W opinii rosyjskiego prezydenta ogłoszony przez Petra Poroszenkę plan pokojowy nie może mieć charakteru ultimatum wobec powstańców. Możliwość, która otwiera się za sprawą wstrzymania działań bojowych, powinna być wykorzystana do rozpoczęcia konstruktywnych negocjacji i osiągnięcia politycznych kompromisów między walczącymi stronami na wschodzie Ukrainy - uważa Putin.

Prezydent Federacji Rosyjskiej uznał za "niedopuszczalną" sytuację, w której już po rozkazie wstrzymania ognia w wyniku trwających działań bojowych z ukraińskiej strony na terytorium Rosji spadają i eksplodują pociski, co nie tylko powoduje szkody materialne, ale też naraża na niebezpieczeństwo życie i zdrowie obywateli FR.
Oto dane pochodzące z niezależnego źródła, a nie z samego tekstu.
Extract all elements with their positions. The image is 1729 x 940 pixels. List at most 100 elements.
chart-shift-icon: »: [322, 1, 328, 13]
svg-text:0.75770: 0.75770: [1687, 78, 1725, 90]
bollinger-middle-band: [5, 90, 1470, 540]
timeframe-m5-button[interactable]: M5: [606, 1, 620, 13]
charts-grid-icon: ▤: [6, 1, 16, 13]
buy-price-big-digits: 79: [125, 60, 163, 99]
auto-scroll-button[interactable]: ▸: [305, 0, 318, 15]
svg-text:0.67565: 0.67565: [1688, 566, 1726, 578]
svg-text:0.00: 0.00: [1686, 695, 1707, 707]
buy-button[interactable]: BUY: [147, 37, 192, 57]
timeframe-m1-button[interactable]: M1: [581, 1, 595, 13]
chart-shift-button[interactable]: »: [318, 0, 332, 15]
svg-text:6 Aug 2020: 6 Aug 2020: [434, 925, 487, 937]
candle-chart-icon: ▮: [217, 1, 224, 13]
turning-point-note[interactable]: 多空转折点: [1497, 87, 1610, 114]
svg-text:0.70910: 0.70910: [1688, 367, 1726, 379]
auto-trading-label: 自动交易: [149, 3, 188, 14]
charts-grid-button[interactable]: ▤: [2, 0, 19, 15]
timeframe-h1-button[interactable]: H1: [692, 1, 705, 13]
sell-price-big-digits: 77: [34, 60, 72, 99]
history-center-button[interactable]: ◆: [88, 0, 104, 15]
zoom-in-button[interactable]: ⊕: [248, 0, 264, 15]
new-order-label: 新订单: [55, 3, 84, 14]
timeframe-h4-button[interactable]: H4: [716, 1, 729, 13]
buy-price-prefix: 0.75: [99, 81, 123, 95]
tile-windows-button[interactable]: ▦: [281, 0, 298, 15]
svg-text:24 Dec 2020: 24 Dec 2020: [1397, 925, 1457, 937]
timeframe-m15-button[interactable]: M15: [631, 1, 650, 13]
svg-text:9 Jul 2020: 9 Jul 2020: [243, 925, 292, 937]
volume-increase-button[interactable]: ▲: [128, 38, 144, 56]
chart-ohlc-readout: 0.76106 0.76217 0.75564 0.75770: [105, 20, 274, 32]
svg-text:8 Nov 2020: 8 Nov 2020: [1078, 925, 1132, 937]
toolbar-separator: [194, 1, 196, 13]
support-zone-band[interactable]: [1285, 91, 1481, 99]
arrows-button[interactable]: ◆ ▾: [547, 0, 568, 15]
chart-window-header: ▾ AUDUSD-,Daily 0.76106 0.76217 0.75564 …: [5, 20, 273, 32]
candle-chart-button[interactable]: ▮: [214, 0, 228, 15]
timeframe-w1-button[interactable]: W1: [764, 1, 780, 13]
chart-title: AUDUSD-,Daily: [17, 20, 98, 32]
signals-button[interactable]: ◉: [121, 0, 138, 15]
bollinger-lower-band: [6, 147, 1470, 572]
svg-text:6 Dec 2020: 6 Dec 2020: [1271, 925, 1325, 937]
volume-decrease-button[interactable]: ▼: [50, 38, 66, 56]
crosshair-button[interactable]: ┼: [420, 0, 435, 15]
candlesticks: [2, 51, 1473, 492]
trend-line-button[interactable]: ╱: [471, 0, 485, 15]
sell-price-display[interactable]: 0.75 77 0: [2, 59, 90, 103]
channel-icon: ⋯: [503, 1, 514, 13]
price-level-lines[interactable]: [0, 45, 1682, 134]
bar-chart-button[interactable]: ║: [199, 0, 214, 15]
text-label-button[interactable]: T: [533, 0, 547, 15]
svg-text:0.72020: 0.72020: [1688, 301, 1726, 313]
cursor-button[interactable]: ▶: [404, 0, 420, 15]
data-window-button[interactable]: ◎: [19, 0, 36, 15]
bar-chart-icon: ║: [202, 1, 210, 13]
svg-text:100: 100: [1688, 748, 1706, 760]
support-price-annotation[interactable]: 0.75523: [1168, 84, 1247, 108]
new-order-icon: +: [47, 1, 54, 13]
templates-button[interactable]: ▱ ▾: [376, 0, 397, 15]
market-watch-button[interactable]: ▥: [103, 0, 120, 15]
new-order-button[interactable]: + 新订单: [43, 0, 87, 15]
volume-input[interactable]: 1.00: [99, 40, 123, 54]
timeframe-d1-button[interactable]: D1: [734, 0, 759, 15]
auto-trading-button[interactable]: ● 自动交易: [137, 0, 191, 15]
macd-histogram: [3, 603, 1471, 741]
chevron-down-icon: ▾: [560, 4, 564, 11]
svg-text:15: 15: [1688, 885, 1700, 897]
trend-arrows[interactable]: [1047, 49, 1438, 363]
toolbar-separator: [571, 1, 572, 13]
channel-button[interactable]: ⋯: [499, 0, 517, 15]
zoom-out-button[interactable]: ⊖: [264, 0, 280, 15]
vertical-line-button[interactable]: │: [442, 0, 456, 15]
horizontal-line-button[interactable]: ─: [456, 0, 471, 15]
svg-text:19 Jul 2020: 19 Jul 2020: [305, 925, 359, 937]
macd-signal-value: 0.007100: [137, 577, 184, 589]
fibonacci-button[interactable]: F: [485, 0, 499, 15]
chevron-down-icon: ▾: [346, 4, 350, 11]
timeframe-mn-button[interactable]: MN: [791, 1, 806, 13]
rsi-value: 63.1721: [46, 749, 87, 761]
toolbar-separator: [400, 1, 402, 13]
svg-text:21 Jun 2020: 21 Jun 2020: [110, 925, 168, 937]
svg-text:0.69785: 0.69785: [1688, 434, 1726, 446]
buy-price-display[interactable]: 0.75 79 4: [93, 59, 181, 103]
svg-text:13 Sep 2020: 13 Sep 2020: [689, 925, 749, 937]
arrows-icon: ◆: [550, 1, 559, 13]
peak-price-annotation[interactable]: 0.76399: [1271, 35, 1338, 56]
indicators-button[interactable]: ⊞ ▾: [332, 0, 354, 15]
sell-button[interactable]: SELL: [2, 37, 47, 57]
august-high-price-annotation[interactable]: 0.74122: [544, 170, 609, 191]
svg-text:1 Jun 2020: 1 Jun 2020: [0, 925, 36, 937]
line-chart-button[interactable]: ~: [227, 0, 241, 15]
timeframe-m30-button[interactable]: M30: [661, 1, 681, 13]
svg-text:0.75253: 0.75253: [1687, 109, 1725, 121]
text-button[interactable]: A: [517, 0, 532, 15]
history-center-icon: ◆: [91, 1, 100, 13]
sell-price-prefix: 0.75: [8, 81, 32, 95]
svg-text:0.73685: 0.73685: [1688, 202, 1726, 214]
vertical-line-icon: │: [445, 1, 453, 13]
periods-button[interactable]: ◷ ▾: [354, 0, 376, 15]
W piątek wieczorem wkrótce po ogłoszeniu przez Poroszenkę planu pokojowego Kreml oświadczył, że "wstępna analiza" dokumentu wykazała, że nie jest to "zaproszenie do pokoju i rozmów", lecz ultimatum wobec powstańców na południowym wschodzie Ukrainy, by złożyli broń. Na razie brakuje głównego elementu: propozycji rozpoczęcia negocjacji pokojowych - podkreślił Kreml.

Na Kremlu oczekuje się, że ukraińskie władze zaczną rozmawiać z prorosyjskimi separatystami jak "równy z równym". To oznaczałoby ,że Kijów uznaje de facto rozpad Ukrainy, dlatego te rosyjskie żądania są nie do przyjęcia. Separatyści nie zamierzają złożyć broni, a ponadto twierdzą, że obwody ługański i doniecki są już niezależnymi republikami. Wezwania Kremla można zatem traktować jak "zasłonę dymną". Putin chce - i potwierdzają to opozycyjni rosyjscy komentatorzy - przekształcić Ukrainę w quasi państwo, podzielone na oddzielne księstwa.

Prezydent Ukrainy przedstawił w piątek 15-punktowy plan mający na celu uregulowanie sytuacji na wschodzie kraju - w obwodach donieckim i ługańskim - gdzie od połowy kwietnia trwają walki sił rządowych z prorosyjskimi separatystami. Wcześniej w tym dniu Poroszenko ogłosił tygodniowe zawieszenie broni w walkach z buntownikami.